Gli ingegneri sono sul posto. I tecnici stanno anche ricercando sul luogo con cani da fiuto e strumenti in grado di “ascoltare” i sopravvissuti seppelliti sotto le macerie. Il ministro degli Interni Rosa Russo Iervolino sta arrivando a Foggia per verificare l’efficienza dei soccorsi. Le autorità hanno detto che saranno esaminate le concessioni edilizie al fine di verificare se siano state fatte alterazioni o modifiche al palazzo.
Le autorità hanno riferito che le scavatrici non hanno fatto irruzione sul sito; avevano timore che le pesanti macchine potessero causare ulteriori danni, diminuendo la possibilità di recupero di ulteriori sopravvissuti.
I soccorritori stanno tenendo d’occhio anche le condizioni atmosferiche. Sebbene durante i precedenti due giorni abbia piovuto, il cielo, giovedì, rimane nuvoloso, ma non sono state segnalate pesanti precipitazioni.
Il corrispondente Gayle Young e The Associated Press hanno contribuito a questa notizia. –
Diciannove secondi. Tanto è durata l’implosione del palazzo di Viale Giotto a Foggia, secondo i sismografi della “Specola Nigri”. Diciannove secondi per cancellare vite umane e pilastri, letti matrimoniali e calcestruzzo, salotti e tramezzi. Si disse all’inizio che il crollo era stato causato dai lavori di allargamento dei box, dall’eventuale taglio di pilastri sempre nei sotteranei ma poi, tra carte, archiviazioni e ricorsi si è giunti alla conclusione che un palazzo costruito negli anni ’70 può cadere perchè mal costruito o meglio costruito con materiali scarsi.

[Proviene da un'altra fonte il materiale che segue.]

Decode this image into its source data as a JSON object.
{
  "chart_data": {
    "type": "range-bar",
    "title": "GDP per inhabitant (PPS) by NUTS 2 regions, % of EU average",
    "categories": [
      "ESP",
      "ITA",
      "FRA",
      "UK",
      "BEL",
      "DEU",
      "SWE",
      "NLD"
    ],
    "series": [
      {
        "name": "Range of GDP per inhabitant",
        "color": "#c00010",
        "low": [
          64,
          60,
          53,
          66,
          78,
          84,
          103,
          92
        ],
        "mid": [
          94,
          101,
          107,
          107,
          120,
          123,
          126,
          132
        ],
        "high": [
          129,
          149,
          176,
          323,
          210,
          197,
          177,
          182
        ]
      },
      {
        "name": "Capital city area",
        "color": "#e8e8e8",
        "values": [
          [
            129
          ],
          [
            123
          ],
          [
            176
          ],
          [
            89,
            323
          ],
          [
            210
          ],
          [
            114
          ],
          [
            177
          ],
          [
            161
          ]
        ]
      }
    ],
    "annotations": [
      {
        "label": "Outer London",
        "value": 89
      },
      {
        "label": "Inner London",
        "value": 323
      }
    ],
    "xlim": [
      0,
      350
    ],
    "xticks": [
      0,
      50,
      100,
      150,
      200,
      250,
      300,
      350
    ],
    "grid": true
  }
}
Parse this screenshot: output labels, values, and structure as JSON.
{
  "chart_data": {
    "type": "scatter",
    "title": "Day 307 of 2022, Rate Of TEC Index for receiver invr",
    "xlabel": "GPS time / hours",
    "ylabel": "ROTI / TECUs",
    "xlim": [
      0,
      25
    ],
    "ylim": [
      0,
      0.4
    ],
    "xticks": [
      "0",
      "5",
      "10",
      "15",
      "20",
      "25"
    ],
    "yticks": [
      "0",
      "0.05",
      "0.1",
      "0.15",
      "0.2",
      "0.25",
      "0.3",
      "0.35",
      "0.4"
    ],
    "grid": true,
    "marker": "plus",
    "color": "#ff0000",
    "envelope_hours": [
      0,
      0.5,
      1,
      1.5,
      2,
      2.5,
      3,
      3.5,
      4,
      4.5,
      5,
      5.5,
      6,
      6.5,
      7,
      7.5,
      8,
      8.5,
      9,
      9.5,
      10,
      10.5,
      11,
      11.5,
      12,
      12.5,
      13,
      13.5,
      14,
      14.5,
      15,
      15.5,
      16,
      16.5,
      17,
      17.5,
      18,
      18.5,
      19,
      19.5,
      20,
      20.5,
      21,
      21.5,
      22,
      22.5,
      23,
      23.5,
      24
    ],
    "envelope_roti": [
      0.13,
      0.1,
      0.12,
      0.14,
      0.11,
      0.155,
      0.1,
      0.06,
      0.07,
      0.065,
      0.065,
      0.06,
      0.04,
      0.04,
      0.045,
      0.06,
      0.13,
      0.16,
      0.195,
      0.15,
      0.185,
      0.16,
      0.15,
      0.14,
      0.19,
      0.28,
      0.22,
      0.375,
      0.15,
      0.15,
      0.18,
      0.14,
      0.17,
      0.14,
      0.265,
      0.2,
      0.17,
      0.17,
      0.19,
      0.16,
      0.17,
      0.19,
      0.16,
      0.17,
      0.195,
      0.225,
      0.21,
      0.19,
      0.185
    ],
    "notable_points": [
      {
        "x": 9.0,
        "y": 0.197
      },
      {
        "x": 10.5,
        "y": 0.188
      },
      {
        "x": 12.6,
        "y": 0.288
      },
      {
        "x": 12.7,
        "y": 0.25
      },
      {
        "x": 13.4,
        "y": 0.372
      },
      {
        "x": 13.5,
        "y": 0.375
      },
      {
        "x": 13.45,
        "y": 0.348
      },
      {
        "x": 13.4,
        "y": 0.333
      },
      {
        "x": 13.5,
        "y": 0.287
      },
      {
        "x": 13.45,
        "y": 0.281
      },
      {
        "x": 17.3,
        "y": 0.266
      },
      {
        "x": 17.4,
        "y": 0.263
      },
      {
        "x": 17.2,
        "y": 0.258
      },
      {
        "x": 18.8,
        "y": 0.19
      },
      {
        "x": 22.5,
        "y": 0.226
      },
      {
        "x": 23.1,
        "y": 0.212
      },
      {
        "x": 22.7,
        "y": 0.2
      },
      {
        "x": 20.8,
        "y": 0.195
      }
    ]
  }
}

Questa purtroppo la amara verità per chi, magari, aveva speso i sacrifici di una vita per vivere in una casa dignitosa e proprio quella casa lo seppelliva in soli e maledetti 19 secondi: fosse successo di giorno forse la tragedia avrebbe avuto dimensioni minori ma comunque rimane il fatto che a Foggia venne giù un palazzo abbastanza recente e non una catapecchia fatisciente.
Quella notte giunsero i Vigili del fuoco, i volontari organizzati e quei semplici cittadini che si misero a disposizione per cercare di salvare vite: scavarono tutta la notte, con le pale, con i picconi, o semplicemente con le mani. Erano tanti gli uomini che cercarono di estrarre dai detriti di un intero palazzo venuto giù come un castello di sabbia asciutta le 71 persone che ci abitavano.
Le ricerche continuarono con i cani alla ricerca di un odore, con le sonde elettroniche, i geofoni, nella speranza di captare qualche rumore, qualche sospiro, qualche segno di vita. Andranno avanti ancora: c’era troppa gente, viva o morta, sotto quelle rovine.
L’unica avvisaglia era stata uno scricchiolio: ma solo pochi hanno avuto l’impressione di un cedimento. L’amministratore dello stabile Luigi Lacontana, avvertito da un inquilino, si precipitò al citofono. “Scendete, qui sta per venire giù tutto”, gridò, dopo aver allertato i Vigili del Fuoco. Ma era ormai troppo tardi per avvisare i condomini, per dare l’allarme.
Sin dall’ agosto precedente alcuni degli inquilini dello stabile di viale Giotto avevano avvertito strani scricchiolii della struttura. È quanto sostenne Giacinto De Pasquale, cognato di Mario Guidone, estratto dalle macerie «In agosto – disse De Pasquale – ho raggiunto mio cognato da Milano ed ho soggiornato per una settimana circa in casa sua. Mario mi raccontò in diverse occasioni che durante il giorno avvertiva strani scricchiolii all’ interno dell’ abitazione. Salimmo sulla terrazza per sostituire un vetro ad una finestra e mi accorsi che la tapparella non scendeva regolarmente attraverso le guide. Non diedi molto peso a quello che mi disse mio cognato, ma gli consigliai comunque di fare verificare la struttura. Siamo distrutti per la tragedia perchè non abbiamo mai visto uno spettacolo simile. Mario mi ha raccontato di non essersi accorto di nulla al momento del crollo perchè è stato subito risucchiato da un vortice che lo ha scaraventato tra le macerie. Ma era da due anni che si parlava di problemi alla struttura del palazzo. Mario mi ha anche raccontato che nel palazzo c’ era stata la visita di un perito, al termine della quale non era emerso nulla di grave. E invece le tapparelle ed alcuni infissi che non si chiudevano bene erano il segnale che il palazzo stava subendo gravi danni».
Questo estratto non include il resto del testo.